The Innovation Fund caught attention when Miller appeared on CNBC, emphasizing that unlike some competitors, they "went in the front door" of the SEC to get their fund qualified under Regulation A. The fund boasts no carried interest or performance fees – a dig at traditional venture models – and provides quarterly liquidity.
With SoFi's 10.9 million members now having access, Miller argues they're solving the problem of retail investors being "cut out of wealth creation" as companies stay private longer. The fund has already seen its first portfolio company IPO with ServiceTitan and holds investments in heavy hitters like OpenAI, Anthropic, Anduril, Ramp, and Omni.
SoFi CEO Anthony Noto framed this as part of their expansion into alternative investments for "a new generation of investors." Translation: younger folks with smaller account balances who still want a piece of the venture action. Whether this democratization actually benefits retail investors or just creates new ways to lose money on speculative bets remains to be seen.
A lengthy Forbes piece by Ali Hoss argues that AI-powered retrofit planning represents "Real Estate's Next Big Investment Frontier." The article paints a picture of artificial intelligence revolutionizing commercial real estate through sophisticated energy modeling, emissions tracking, and predictive analytics.
According to Hoss, the AI real estate market has exploded from $222 billion in 2024 to a projected $303 billion in 2025 – a 36% compound annual growth rate that would make even crypto enthusiasts blush. The pitch is compelling: buildings account for 37% of global carbon emissions, regulations are tightening, and AI can help quantify the "brown discount" for inefficient properties versus the "green premium" for sustainable assets.
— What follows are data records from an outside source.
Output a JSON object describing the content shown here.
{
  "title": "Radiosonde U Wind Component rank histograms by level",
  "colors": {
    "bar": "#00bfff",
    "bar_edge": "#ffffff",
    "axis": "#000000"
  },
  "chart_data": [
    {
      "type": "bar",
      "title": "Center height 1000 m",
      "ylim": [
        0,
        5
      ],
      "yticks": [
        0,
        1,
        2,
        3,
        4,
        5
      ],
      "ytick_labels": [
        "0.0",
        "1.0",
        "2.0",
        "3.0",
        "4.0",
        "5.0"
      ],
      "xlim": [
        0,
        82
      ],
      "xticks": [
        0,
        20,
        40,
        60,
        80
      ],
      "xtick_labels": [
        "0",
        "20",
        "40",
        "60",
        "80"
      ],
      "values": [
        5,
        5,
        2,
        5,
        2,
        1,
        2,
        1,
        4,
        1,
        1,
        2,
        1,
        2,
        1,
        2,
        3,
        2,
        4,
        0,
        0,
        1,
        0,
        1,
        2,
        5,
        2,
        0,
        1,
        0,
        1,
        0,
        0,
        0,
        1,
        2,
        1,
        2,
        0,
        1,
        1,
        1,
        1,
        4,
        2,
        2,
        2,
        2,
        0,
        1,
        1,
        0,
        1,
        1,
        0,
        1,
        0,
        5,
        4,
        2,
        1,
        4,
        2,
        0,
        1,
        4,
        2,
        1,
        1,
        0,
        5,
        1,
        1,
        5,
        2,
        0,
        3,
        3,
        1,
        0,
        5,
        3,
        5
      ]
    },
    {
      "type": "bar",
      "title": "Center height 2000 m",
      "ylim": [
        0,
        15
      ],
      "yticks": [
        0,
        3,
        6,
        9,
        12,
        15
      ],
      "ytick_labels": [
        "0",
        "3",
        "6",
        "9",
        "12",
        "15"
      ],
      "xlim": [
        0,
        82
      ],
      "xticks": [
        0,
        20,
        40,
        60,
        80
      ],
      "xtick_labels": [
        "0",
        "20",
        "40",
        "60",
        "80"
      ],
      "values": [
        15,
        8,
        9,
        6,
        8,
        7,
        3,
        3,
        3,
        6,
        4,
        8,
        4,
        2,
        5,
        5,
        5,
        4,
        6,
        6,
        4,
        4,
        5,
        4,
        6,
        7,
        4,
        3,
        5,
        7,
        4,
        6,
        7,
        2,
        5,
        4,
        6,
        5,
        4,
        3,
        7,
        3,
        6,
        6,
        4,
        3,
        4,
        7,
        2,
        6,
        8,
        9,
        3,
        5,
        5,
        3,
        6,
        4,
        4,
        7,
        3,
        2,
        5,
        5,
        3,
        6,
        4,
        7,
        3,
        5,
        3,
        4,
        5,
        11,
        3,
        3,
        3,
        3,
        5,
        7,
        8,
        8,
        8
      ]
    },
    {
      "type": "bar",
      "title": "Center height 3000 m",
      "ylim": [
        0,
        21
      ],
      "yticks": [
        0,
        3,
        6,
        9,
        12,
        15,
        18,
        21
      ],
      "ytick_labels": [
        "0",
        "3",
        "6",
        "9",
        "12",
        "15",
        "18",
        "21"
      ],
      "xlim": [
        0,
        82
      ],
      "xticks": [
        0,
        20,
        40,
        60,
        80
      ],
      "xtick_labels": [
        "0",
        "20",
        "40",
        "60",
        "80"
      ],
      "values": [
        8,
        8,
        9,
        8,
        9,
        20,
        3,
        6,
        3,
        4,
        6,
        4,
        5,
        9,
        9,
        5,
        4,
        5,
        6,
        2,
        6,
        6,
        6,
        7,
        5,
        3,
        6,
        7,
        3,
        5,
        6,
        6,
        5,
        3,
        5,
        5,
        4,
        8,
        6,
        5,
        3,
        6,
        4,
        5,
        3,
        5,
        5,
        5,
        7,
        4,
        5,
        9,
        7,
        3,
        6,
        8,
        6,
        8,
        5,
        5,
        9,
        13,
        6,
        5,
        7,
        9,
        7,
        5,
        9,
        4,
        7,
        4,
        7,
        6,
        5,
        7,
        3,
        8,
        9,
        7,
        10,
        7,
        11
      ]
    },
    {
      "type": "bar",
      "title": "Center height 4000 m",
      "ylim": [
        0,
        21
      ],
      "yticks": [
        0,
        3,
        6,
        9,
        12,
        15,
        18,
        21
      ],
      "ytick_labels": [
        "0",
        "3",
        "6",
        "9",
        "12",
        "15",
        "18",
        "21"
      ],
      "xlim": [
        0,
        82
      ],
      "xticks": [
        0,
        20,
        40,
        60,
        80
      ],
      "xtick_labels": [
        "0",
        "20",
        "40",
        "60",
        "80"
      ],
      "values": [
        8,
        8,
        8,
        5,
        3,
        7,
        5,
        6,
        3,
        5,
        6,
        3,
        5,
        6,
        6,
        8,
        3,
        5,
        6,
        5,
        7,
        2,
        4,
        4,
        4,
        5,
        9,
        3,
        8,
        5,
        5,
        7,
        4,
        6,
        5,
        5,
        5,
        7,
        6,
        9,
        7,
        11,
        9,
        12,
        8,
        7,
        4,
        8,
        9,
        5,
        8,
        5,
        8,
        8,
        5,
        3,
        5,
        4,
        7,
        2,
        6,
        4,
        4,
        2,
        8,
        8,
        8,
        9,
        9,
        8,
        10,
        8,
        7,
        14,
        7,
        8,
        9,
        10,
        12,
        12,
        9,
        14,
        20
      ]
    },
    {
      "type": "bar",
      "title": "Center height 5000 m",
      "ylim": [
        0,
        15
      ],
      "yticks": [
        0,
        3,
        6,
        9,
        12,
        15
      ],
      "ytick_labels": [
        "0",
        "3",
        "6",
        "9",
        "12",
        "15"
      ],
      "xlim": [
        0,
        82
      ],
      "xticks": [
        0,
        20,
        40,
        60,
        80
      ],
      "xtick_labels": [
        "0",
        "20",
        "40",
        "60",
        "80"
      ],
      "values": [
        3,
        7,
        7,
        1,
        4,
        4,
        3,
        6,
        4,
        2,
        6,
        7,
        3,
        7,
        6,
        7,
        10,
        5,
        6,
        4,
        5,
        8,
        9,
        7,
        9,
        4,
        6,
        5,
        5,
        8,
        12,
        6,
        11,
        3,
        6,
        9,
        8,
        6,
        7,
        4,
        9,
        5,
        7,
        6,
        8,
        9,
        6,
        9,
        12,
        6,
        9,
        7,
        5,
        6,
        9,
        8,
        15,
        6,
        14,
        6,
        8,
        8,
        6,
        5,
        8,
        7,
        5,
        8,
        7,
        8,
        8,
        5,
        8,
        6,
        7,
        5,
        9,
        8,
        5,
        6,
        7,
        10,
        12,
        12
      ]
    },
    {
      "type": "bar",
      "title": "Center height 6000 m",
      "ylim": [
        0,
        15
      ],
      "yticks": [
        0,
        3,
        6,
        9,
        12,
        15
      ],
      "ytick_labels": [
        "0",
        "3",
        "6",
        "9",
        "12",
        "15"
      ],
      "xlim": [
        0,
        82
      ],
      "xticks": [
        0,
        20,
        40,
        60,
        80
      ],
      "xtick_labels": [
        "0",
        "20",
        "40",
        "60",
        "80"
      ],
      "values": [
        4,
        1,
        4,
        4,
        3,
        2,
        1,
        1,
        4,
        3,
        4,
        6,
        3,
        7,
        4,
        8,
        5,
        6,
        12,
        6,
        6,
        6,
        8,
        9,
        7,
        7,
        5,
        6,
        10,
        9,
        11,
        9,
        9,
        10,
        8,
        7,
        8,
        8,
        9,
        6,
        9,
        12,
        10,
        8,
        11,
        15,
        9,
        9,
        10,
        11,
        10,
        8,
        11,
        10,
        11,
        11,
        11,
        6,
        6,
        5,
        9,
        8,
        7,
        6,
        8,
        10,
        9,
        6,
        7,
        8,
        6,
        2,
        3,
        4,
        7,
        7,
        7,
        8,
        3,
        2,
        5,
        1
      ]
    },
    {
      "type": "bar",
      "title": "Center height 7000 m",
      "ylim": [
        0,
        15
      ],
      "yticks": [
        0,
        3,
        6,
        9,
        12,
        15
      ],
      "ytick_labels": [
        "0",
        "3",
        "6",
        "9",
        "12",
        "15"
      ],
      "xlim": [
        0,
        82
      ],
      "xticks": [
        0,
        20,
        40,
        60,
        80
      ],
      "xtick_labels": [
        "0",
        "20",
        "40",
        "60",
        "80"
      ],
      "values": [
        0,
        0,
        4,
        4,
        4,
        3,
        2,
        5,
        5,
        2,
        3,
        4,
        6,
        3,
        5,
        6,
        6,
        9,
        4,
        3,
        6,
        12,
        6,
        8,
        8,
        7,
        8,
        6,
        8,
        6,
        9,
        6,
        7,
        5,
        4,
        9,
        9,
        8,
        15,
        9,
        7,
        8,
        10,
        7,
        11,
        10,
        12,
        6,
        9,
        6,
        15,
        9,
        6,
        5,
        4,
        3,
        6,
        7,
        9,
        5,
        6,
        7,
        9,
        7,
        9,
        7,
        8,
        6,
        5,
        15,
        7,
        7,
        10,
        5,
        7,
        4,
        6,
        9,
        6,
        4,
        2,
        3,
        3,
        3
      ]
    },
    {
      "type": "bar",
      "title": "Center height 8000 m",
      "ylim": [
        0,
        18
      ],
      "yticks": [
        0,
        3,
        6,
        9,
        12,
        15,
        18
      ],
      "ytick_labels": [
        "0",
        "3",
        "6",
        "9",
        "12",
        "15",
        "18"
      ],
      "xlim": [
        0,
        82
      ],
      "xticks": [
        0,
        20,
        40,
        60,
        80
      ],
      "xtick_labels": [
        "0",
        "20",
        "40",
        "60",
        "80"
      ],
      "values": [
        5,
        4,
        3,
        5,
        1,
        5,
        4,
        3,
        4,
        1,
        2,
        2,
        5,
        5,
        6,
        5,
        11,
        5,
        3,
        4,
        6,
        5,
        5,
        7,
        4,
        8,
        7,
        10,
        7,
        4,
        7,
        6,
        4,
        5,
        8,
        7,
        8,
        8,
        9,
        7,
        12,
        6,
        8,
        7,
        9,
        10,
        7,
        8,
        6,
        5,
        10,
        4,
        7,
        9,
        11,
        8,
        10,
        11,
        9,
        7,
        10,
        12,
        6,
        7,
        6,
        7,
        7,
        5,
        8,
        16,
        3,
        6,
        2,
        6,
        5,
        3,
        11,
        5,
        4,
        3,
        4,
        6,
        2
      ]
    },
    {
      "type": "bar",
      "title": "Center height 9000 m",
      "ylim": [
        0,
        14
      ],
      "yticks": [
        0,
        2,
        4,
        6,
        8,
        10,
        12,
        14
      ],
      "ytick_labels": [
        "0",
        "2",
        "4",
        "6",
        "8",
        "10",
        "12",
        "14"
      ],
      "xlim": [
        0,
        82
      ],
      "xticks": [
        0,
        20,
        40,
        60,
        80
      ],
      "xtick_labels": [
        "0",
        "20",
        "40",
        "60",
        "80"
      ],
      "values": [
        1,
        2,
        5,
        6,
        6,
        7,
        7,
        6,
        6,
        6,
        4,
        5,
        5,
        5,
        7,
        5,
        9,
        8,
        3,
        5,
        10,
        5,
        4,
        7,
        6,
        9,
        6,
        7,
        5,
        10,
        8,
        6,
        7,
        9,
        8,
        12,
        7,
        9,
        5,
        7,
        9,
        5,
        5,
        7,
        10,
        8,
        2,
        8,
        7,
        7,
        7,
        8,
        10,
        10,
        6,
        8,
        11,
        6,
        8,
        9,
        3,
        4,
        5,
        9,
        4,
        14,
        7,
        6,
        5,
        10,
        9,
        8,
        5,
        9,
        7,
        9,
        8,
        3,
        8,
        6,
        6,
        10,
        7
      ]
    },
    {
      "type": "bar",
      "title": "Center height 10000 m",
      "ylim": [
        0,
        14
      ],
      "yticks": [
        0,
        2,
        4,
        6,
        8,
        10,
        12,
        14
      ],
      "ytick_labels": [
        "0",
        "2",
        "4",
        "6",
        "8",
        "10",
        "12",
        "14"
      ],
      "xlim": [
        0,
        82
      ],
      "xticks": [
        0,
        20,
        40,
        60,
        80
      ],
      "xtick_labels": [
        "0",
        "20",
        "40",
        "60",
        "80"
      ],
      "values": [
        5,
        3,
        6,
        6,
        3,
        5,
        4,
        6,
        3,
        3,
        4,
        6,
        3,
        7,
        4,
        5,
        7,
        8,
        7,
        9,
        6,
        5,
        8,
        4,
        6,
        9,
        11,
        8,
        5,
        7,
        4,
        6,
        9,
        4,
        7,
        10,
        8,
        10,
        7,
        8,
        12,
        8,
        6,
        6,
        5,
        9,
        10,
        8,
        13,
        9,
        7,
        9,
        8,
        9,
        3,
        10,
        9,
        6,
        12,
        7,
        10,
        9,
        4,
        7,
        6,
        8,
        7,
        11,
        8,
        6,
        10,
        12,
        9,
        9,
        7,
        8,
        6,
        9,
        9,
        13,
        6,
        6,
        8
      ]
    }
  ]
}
The piece highlights that sustainable office buildings command rent premiums of 6-12% globally, while non-compliant buildings face value reductions of 5-15%. Major cities face significant supply gaps for low-carbon office space, with London, Paris, New York, and Sydney facing shortfalls of 35%, 54%, 65%, and 84% respectively by 2030.
While the sustainability angle is legitimate, the article reads more like venture capital marketing than objective analysis. The promised transformation of "compliance into competitive advantage" sounds great until you remember that the real estate industry has been notoriously slow to adopt new technologies. Still, for investors looking beyond traditional property metrics, the environmental data integration trend bears watching.